“Kenapa, Dik?”
Faiz tak menanggapi gadis muda itu. Ia masih sibuk dengan tangisnya. Gadis itu mengeluarkan sesuatu dari dalam tasnya.
“Mbak, Mbak, tak perlu, kami bukan pengemis,” sahutku dengan sedikit kesal karena gadis itu seperti sedang mencoba menjadi pahlawan.
“Sepertinya adik ini menginginkan sesuatu?” gadis itu berkata.

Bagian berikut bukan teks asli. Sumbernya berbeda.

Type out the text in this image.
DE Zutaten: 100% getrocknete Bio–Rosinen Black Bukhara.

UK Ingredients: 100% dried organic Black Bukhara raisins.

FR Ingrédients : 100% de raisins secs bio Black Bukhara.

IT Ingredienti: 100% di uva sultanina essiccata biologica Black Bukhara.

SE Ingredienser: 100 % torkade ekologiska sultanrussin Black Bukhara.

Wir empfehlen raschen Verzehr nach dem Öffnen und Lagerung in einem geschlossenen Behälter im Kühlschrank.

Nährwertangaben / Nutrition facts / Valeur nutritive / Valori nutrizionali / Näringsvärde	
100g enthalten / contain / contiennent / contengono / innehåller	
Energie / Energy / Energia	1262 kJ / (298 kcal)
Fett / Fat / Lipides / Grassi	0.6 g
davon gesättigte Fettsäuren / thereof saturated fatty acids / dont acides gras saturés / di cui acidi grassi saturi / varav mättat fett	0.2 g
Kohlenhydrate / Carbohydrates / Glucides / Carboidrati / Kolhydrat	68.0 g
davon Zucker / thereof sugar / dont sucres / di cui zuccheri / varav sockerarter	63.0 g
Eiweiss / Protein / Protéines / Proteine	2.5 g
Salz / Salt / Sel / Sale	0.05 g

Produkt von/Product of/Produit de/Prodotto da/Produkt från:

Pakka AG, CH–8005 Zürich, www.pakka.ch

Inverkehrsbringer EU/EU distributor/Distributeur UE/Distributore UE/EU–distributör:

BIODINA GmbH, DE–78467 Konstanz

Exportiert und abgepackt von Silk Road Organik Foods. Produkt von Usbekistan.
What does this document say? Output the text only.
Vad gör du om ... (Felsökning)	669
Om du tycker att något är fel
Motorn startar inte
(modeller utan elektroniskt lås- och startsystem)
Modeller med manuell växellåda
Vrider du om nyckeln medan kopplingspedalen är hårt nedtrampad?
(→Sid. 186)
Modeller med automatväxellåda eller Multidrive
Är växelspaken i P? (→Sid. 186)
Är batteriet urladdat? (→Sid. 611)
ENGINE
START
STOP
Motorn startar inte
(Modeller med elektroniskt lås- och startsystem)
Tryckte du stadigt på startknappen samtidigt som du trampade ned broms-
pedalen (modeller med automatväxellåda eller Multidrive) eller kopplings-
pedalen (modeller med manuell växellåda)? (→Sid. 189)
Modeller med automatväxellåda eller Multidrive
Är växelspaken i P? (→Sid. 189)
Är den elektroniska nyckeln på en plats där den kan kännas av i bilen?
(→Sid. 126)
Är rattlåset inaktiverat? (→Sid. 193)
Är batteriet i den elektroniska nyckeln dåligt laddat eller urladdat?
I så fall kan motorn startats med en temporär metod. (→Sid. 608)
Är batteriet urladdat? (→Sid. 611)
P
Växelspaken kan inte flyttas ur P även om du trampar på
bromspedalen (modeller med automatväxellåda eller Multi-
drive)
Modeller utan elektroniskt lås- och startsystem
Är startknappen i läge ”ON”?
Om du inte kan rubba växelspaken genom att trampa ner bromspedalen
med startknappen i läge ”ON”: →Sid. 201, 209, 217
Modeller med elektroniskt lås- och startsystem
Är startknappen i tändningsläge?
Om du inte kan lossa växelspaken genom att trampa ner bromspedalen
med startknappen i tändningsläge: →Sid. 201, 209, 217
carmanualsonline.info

“Dia menginginkan kaus bola seharga satu juta dua ratus ribu. Mbak pernah ingin memakai kaus seperti itu?”
Gadis itu melongo. Ia tampaknya mengerti sekarang dan sepertinya juga tak tahu, jalan keluar seperti apa yang bisa diberikannya pada Faiz yang sesaat lalu sepertinya sangat ingin ia tolong.
“Ikut saya, Pak,” kata gadis muda itu.
Aku memandang gadis muda itu dengan curiga. Menjelang lebaran biasanya akan bermunculan orang-orang yang berniat jahat.
“Ke mana?”
“Saya akan tunjukkan di mana bisa mendapat kaus bola,” kata gadis itu.
“Anak saya sudah sering melihat kaus bola. Tapi kaus bola yang diinginkannya hanya ada di toko yang mahal itu,” sahutku.